The genius of classical haiku is the transformation of ordinary natural objects into precise expressions of meaning.
Natural objects in themselves have no meaning, of course — they simply “exist.” Human beings assign them meaning — if they are conscious, sensitive, and aware. The poet is conscious, and the culture can serve to promote this exploration of mind and heart. What matters is not that everyone be a poet, but that many appreciate the specialness of the poet’s art. The prerequisite to this appreciation is essentially expressed in the given culture, and here traditional Japanese culture has facilitated this experience for poets.
The object of the haiku becomes not so much a metaphor as a vehicle. In the poem, it does not stand for something (because it has no meaning) but rather evokes emotion and meaning from the human observer. This meaning for the poet is expressed in a universalizing way, linking poet, reader, and, ultimately, the experience of nature. The reader becomes aware of oneness because the successful poet has first felt the awareness, then captured the awareness in a poem, then shared it with a mind on the brink of appreciation and self-transformation. This is the genius of haiku.
The natural objects selected in the “canon” of classical haiku poetry are most representative because their existence is rooted beyond human contrivance. Choosing objects from technology or modern times breaks the sentiment of the poem because it turns itself back on itself, rather than serving as a vehicle, rather than serving to bring nature into harmony with the reader. Thus, from
object --> meaning
we would, with modern or unnatural objects, instead get
contrivance --> object --> contrived meaning
It is the very nature, the very “coming-into-being” of the object that makes the difference.

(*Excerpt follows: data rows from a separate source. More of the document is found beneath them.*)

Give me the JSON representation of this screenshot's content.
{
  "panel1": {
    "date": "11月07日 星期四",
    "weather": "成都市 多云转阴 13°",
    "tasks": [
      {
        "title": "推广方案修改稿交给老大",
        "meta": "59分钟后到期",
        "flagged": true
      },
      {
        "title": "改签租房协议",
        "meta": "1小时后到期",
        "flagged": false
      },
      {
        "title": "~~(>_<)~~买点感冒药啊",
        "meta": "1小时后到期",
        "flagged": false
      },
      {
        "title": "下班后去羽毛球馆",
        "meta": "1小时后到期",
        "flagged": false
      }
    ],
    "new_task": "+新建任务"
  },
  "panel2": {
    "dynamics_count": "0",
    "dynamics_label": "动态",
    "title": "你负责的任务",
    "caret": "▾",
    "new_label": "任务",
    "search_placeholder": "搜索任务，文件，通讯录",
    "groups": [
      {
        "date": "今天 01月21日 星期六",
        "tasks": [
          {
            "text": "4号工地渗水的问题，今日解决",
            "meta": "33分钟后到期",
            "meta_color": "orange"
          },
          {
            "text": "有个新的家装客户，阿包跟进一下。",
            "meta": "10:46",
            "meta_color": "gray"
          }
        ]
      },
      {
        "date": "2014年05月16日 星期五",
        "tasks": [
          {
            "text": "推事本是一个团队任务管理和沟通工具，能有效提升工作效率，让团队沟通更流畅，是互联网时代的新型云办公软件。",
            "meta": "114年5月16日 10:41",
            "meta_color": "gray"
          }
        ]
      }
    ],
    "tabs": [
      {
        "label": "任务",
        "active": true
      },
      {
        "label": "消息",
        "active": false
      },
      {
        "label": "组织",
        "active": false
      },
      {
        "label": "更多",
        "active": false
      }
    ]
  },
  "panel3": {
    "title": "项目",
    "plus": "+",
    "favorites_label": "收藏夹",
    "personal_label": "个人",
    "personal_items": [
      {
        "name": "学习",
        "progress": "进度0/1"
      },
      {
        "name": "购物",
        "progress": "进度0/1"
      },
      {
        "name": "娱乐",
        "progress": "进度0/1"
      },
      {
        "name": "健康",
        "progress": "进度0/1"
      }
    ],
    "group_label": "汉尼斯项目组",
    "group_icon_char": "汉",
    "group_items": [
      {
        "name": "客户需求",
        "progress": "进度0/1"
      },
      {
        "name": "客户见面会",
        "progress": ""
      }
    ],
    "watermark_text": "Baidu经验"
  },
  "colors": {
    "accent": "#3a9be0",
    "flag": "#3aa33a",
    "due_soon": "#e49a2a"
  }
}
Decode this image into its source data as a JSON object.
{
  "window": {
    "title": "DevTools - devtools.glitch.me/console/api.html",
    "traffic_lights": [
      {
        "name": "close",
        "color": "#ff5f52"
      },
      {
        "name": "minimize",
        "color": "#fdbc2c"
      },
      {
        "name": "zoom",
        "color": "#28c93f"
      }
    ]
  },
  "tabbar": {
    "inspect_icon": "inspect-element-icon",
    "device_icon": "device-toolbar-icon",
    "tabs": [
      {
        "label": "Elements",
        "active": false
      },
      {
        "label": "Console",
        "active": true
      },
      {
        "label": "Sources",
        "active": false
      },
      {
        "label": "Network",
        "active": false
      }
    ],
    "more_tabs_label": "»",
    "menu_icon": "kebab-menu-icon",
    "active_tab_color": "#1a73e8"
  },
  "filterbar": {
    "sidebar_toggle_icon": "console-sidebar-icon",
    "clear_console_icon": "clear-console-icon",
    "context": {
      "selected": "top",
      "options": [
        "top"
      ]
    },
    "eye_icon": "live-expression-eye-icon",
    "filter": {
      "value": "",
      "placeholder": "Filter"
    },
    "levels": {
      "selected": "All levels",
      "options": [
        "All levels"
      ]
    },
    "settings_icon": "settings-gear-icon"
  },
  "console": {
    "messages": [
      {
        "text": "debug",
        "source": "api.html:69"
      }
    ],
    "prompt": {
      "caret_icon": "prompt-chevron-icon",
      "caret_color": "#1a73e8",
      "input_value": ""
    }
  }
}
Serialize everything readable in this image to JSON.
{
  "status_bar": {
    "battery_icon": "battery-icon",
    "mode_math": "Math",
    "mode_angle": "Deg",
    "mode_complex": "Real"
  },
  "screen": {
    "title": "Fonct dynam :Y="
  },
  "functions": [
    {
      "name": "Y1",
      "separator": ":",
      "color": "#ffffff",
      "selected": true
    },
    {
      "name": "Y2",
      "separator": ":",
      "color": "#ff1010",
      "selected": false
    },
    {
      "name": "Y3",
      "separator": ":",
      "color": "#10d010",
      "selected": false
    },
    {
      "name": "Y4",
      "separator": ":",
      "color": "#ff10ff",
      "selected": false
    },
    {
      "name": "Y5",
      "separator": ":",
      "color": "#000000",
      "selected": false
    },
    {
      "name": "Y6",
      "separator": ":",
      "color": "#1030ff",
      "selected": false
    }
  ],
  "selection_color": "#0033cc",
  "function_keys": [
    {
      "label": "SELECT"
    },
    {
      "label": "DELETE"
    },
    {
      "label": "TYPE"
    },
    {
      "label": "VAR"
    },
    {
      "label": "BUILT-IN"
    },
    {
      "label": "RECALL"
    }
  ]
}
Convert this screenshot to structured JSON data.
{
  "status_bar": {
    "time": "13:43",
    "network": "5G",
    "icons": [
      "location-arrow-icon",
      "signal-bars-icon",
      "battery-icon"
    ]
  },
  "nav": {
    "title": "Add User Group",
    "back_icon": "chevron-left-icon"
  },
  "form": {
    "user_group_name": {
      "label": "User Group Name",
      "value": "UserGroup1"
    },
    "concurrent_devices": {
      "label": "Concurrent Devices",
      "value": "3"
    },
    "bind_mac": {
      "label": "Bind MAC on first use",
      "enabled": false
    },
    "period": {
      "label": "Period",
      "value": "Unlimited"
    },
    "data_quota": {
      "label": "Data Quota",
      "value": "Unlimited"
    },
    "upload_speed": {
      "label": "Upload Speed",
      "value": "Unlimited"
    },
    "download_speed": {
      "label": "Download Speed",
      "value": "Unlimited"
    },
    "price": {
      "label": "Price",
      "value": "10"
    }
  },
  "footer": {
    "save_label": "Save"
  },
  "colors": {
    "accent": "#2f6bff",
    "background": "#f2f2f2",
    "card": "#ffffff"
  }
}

An example of a natural object is dew. The representative poet is Issa (1763-1828). Issa is considered the sentimentalist of the three great haiku poets, the other two being Basho (the artist) and Buson (the aesthete). The life of Issa was a tragic one. He lost his mother at 3, his father remarried to a hostile woman, Issa’s stepmother, and Issa’s doting grandmother died when he was 14. In adulthood he lost his wife, and all his children died in their youth. When his little daughter died at 2 and a half years — the second or third child to die young — Issa wrote a poem with the header or prescript: “Losing a Beloved Child”:
This dewdrop world
Is a dewdrop —
And yet — and yet —
The dewdrop is a consummate symbol of evanescence and impermanence. The natural object here conveys this sentiment in its very naturalness, its very beingness. Issa would have understood the Buddhist precept, the admonition to detachment from that which does not last, or at any rate, that which does not last long compared to other things — symbolized by dew.
But Issa wonders if that detachment can be possible in this most heart-wrenching situation, the death of a small child. The world is like a dew drop, we are like dew drops, but does that dispense with or thwart love and affection and its corollary sorrow? Does it shield us from emotions? More pressing, Issa wonders: Why do we feel this deep love and compassion and grief for that which will go away? For that which we know consciously (or in repression) will go away? What does nature intend of us? Is the Buddhist admonition true? Is our anguish worse than the hollow comforts of the admonition that does not understand how or what we feel? Such is the weight of Issa’s poem in provoking a whole realm of reflection.
In other poems, Issa uses the image of dew to further explore the sentiment of evanescence.
“I will have nothing more to do
With this sordid world” —
And the dew rolls away.
On the lotus leaf,
The dew of this world
From the white dew-drops,
Learn the way
To the Pure Land.
In the first poem of these latter three, even the dew recognizes the sorrow of self-consciousness and asserts its philosophy of life — only to roll away, to disappear. Our very attempt to assert our detachment, our disengagement from the “sordid world” is a vanity, for the course of nature itself will surely detach us, regardless of what we think.
For the very evanescence we apprehend is distorted, is too evanescent to disclose reality to us, to reveal to us the mysteries of existence. Perhaps even the lotus, that symbol of wisdom in Eastern tradition, cannot retain the dew in its purest form, cannot serve as a symbolic vehicle for dew.
That is why, in the third poem, Issa suggests that we must learn to not assert anything, to observe quietly, to learn the way from the evanescence we witness around us. For the way does not consist in triumphantly proclaiming that we have learned something, learned anything. Conversely, we must not proclaim that we are ignorant, that we do not know, that we have not fathomed any mysteries. We must be comfortable with this quiet insecurity, this not-knowing. No shame attaches to us as if this not-knowing as if it were a failure of diligence and intellect. Rather, it is that we cannot apprehend , we cannot reason our way into the mysteries of existence. Everything in nature shows us that.
We can explore the depths of this sentiment best in classical haiku. Issa is a good example.